As the sequences examined shared such a high degree of similarity, the resulting frequencies represent what would be expected over short evolutionary distances. Further, given the close evolutionary relationship between these proteins, one would expect that the observed mutations would not significantly change the function of the protein. This is termed acceptance: changes that can be accommodated through natural selection and result in a protein with the same or similar function as the original. As individual point mutations were considered, the unit of measure resulting from this analysis is the point accepted mutation or PAM unit. One PAM unit corresponds to one amino acid change per 100 residues, or roughly 1% divergence.

Several assumptions went into the construction of the PAM matrices. One of the most important assumptions was that the replacement of an amino acid is independent of previous mutations at the same position. Based on this assumption, the original matrix was extrapolated to come up with predicted substitution frequencies at longer evolutionary distances. For example, the PAM1 matrix could be multiplied by itself 100 times to yield the PAM100 matrix, which would represent what one would expect if there were 100 amino acid changes per 100 residues. (This does not imply that each of the 100 residues has changed, only that there were 100 total changes; some positions could conceivably change and then change back to the original residue.) As the matrices representing longer evolutionary distances are an extrapolation of the original matrix derived from the 1572 observed changes described above, it is important to remember that these matrices are, indeed, predictions and are not based on direct observation. Any errors in the original matrix would be exaggerated in the extrapolated matrices, as the mere act of multiplication would magnify these errors significantly.

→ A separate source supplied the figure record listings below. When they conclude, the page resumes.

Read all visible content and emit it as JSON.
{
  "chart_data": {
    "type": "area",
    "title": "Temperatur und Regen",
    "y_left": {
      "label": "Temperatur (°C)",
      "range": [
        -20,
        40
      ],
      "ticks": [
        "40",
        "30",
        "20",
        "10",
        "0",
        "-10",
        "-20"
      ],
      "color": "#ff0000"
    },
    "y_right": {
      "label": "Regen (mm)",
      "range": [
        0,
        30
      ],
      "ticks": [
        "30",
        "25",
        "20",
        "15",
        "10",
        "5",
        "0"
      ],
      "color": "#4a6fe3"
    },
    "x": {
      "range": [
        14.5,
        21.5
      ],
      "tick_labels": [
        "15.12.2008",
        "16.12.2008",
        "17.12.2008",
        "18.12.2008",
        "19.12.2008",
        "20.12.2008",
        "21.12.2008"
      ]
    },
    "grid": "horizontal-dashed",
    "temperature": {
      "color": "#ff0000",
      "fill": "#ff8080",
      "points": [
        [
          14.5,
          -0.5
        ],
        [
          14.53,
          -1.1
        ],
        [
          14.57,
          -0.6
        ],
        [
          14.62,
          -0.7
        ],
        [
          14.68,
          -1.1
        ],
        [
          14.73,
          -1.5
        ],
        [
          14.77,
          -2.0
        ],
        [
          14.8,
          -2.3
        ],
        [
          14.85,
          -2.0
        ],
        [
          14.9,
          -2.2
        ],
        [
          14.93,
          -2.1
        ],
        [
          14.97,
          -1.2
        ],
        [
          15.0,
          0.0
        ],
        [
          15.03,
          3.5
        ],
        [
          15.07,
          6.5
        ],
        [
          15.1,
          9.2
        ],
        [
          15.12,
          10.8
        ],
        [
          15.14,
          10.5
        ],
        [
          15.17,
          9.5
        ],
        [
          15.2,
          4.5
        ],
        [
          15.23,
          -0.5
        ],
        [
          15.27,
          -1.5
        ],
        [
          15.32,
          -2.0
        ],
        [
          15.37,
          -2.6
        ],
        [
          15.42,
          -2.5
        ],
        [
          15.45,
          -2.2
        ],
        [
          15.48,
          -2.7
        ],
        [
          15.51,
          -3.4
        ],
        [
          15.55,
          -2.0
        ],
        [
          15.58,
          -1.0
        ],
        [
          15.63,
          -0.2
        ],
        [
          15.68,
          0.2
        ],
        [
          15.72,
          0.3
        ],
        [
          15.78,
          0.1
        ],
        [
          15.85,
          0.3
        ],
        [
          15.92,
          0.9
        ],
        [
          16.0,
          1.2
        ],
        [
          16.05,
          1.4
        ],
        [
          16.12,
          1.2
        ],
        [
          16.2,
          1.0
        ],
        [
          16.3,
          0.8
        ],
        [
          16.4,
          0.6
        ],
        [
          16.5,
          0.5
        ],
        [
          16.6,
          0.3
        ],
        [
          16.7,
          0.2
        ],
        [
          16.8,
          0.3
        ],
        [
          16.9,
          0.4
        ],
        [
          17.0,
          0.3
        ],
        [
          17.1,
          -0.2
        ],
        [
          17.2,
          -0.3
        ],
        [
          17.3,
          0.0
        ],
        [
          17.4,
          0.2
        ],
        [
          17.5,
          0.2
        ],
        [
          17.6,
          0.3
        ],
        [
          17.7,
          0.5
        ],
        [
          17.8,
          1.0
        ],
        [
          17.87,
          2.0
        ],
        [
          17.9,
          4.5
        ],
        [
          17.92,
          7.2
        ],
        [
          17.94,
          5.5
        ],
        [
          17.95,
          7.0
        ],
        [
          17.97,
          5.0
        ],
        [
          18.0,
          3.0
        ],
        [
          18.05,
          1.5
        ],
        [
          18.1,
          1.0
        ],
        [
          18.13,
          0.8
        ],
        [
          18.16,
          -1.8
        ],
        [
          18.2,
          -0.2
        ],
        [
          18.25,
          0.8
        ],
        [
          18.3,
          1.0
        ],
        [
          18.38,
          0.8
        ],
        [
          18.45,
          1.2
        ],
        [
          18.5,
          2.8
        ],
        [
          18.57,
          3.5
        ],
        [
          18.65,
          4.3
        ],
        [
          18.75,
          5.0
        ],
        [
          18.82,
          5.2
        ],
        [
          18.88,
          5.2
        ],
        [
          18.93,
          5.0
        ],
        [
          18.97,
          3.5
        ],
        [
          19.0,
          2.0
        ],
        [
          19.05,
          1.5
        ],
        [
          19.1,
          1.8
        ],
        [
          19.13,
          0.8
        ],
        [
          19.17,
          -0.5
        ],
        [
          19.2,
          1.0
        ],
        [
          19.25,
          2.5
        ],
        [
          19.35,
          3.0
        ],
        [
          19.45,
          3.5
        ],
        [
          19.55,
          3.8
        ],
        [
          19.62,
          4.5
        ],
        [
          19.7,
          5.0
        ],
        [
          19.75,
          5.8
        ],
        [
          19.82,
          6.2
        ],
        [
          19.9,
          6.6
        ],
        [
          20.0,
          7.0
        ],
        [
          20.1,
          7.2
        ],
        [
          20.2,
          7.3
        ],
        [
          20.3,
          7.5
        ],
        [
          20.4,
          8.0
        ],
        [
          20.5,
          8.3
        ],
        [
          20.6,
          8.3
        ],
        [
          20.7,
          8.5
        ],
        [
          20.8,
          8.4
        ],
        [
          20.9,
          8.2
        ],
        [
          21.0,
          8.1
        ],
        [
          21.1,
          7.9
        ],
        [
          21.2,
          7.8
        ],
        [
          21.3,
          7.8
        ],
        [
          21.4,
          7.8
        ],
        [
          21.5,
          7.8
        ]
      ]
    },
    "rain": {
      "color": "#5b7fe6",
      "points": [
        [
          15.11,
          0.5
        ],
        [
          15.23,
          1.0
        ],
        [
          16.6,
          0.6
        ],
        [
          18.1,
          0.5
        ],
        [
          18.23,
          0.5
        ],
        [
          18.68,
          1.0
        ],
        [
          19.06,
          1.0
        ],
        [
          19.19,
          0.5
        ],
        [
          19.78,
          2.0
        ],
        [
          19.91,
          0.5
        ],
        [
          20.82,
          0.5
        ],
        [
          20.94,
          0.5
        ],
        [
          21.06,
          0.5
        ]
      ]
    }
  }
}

There are additional assumptions that the reader should be aware of regarding the construction of these PAM matrices. All sites have been assumed to be equally mutable, replacement has been assumed to be independent of surrounding residues, and there is no consideration of conserved blocks or motifs. The sequences being compared here are of average composition based on the small number of protein sequences available in 1978, so there is a bias toward small, globular proteins, even though efforts have been made to bring in additional sequence data over time (Gonnet et al. 1992; Jones et al. 1992). Finally, there is an implicit assumption that the forces responsible for sequence evolution over shorter time spans are the same as those for longer evolutionary time spans. Although there are significant drawbacks to the PAM matrices, it is important to remember that, given the information available in 1978, the development of these matrices marked an important advance in our ability to quantify the relationships between sequences. As these matrices are still available for use with numerous bioinformatic tools, the reader should keep these potential drawbacks in mind and use them judiciously.